Der Tenor aus Lütjensee

'Ich wurde schon mal als Rampensau bezeichnet', sagt Gesang-Student Julian Rohde. Als solche sieht er sich zwar nicht, eine Karriere als Opern-Star kann er sich allerdings vorstellen.  Foto: Mulert
"Ich wurde schon mal als Rampensau bezeichnet", sagt Gesang-Student Julian Rohde. Als solche sieht er sich zwar nicht, eine Karriere als Opern-Star kann er sich allerdings vorstellen. Foto: Mulert

Julian Rohde hat sich für die Finalrunden des "Bundeswettbewerb Gesang" in Berlin qualifiziert

shz.de von
04. Oktober 2012, 07:55 Uhr

Lütjensee/Hamburg | Der Apfel fällt nicht weit vom Stamm - woher Julian Rohde sein Talent hat, lässt sich mit einem Blick auf die Berufe seiner Eltern schnell erklären: Sein Vater ist Oboist an der Hamburger Staatsoper, seine Mutter Sängerin im Chor des Lübecker Theaters. Aber eigentlich wollte der 22-Jährige gar nicht in deren Fußstapfen treten. "Ich habe mich erst dagegen gewehrt", sagt er mit einem leichten Augenzwinkern. Seine Freude am klassischen Gesang - und seine Begabung - kehrten alle Zweifel allerdings zur Seite. Seit zwei Jahren studiert der in Lütjensee aufgewachsene Julian an der Hochschule für Musik und Theater in Hamburg - klassischen Gesang. Nur acht Bewerber bekamen einen Platz, 200 junge Menschen zeigten Interesse. Seine Qualität hat der Tenor nun erneut unter Beweis gestellt. Beim "Bundeswettbewerb Gesang" überzeugte er eine Fach-Jury in Hamburg. Ende Oktober darf er nun nach Berlin reisen - zu den Finalrunden.

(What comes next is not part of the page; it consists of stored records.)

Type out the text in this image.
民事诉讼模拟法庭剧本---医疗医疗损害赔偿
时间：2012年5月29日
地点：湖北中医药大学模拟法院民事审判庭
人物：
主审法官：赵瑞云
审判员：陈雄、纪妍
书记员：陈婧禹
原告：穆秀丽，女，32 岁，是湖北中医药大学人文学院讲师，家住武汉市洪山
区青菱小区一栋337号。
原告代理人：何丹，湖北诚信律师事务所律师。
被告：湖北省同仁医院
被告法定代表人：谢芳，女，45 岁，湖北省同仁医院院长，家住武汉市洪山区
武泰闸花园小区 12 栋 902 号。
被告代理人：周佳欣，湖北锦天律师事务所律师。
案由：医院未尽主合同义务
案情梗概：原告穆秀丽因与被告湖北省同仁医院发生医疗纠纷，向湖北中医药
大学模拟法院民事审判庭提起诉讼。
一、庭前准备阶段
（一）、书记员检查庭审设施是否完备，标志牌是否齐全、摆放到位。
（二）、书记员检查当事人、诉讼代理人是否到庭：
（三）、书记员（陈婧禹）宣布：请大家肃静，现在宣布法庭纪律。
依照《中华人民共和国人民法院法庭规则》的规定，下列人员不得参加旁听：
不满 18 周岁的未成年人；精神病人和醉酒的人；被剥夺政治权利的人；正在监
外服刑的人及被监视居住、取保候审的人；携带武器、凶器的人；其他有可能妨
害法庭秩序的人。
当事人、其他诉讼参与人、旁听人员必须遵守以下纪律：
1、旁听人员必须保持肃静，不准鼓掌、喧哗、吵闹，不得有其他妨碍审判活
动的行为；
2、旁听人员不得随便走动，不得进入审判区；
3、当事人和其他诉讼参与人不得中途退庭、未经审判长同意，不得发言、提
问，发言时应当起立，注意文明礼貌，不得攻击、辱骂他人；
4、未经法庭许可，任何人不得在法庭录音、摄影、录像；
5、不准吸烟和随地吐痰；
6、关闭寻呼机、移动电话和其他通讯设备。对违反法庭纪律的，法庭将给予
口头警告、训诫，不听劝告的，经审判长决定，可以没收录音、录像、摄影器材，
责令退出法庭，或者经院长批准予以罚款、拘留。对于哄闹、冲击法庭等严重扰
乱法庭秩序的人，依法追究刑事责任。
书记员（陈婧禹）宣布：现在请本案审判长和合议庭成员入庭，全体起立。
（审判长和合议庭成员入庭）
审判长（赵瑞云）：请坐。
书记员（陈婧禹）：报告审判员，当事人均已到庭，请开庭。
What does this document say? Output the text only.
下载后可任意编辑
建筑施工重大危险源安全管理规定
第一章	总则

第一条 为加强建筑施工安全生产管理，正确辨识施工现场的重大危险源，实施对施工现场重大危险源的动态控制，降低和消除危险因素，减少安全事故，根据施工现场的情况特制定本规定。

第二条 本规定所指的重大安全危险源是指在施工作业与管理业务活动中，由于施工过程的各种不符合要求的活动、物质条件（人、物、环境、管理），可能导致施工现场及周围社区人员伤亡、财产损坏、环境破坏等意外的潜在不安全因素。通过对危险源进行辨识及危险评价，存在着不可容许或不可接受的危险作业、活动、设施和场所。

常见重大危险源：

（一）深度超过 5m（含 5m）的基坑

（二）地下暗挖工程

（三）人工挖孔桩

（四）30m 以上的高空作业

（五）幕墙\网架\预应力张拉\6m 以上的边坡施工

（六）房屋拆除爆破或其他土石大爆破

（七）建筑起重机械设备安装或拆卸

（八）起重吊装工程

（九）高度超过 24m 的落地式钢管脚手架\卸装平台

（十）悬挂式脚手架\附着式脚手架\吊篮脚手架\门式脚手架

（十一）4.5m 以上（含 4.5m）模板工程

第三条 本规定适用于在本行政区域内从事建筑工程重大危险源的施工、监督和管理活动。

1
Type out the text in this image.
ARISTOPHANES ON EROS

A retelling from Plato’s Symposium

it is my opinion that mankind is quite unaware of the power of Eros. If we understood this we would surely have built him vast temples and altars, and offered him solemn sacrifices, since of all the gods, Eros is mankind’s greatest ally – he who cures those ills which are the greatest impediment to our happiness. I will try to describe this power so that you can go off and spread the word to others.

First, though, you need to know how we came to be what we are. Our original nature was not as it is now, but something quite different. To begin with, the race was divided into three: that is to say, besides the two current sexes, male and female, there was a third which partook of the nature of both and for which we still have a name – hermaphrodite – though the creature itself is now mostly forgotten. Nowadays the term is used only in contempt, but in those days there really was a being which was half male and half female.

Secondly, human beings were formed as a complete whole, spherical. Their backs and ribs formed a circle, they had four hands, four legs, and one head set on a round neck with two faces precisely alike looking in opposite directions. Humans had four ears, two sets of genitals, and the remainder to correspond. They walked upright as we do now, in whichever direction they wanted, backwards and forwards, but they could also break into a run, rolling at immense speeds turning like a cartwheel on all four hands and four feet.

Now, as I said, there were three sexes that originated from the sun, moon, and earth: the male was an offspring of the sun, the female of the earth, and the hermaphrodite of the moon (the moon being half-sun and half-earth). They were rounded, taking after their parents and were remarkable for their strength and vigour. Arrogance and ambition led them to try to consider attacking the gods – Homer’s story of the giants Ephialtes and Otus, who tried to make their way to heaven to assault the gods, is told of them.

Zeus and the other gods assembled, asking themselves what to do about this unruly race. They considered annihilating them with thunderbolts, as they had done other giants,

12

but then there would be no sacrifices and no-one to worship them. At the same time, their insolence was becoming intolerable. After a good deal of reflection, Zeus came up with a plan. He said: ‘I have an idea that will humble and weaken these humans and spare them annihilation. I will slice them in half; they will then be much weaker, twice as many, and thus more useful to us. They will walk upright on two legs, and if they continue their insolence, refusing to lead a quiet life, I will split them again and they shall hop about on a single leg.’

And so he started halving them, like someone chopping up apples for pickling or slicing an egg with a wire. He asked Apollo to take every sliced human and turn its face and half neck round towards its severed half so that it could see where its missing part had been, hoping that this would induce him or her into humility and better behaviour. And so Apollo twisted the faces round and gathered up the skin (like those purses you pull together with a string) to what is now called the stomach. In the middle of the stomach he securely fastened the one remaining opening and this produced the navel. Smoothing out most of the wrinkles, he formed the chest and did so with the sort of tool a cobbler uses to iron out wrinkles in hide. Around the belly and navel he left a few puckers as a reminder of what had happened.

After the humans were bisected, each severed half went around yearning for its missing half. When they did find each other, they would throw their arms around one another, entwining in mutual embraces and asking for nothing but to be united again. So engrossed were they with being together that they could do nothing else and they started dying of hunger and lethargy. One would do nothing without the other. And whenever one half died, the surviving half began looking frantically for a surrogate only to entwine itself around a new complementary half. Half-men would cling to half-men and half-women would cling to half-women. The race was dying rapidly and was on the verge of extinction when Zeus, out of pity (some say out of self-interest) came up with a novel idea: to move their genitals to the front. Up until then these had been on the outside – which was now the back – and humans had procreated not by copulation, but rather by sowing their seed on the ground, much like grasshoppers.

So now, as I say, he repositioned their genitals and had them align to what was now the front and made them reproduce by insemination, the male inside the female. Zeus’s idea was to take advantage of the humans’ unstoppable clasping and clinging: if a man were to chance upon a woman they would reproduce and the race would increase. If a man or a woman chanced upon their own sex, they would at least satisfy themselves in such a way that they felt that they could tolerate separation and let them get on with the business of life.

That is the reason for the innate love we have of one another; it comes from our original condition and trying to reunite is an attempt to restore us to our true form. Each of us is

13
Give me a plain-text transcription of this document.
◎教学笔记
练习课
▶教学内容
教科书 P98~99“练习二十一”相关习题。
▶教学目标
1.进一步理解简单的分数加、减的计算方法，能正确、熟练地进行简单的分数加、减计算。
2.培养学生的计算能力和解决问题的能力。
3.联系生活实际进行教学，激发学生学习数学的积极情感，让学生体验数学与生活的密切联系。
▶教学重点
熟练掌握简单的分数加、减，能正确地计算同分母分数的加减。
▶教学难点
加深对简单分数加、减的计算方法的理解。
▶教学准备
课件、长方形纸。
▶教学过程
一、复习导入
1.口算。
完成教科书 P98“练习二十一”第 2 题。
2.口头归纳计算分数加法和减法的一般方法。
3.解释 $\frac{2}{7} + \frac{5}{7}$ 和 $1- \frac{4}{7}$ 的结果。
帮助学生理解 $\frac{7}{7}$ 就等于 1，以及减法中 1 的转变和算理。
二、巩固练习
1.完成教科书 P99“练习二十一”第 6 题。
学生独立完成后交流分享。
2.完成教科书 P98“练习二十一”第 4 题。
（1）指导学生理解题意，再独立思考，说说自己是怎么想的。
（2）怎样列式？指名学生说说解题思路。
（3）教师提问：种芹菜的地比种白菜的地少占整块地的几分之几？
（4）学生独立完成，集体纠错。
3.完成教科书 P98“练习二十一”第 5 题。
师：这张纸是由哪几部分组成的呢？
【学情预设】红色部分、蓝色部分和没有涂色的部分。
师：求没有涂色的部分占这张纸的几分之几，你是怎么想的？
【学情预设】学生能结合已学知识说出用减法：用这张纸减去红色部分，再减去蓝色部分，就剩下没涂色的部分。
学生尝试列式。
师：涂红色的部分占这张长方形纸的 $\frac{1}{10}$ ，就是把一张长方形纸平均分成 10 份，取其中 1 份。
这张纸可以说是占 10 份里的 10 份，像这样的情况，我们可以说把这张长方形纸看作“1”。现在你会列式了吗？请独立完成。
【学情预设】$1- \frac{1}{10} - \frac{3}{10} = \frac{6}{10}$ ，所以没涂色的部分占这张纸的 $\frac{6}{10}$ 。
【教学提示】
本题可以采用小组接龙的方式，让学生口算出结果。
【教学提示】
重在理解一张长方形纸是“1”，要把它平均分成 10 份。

"Ich war nervös. Das ist die schlimmste Aufregung, die man haben kann", erinnert sich Julian an das 30-minütige Vorsingen bei den Vorauswahlen des Oper-Wettbewerbs. Die Anforderungen waren hoch. Der mittlerweile in Hamburg lebende Student trug Stücke aus fünf Epochen vor, sang in deutsch, italienisch und französisch. Mit Erfolg. Auch in Berlin wird der Tenor sein Repertoire zum Besten geben. Die Jury achtet in der Deutschen Oper erneut auf Stimme, Gefühl, Technik, Sprache und Entwicklungspotenzial.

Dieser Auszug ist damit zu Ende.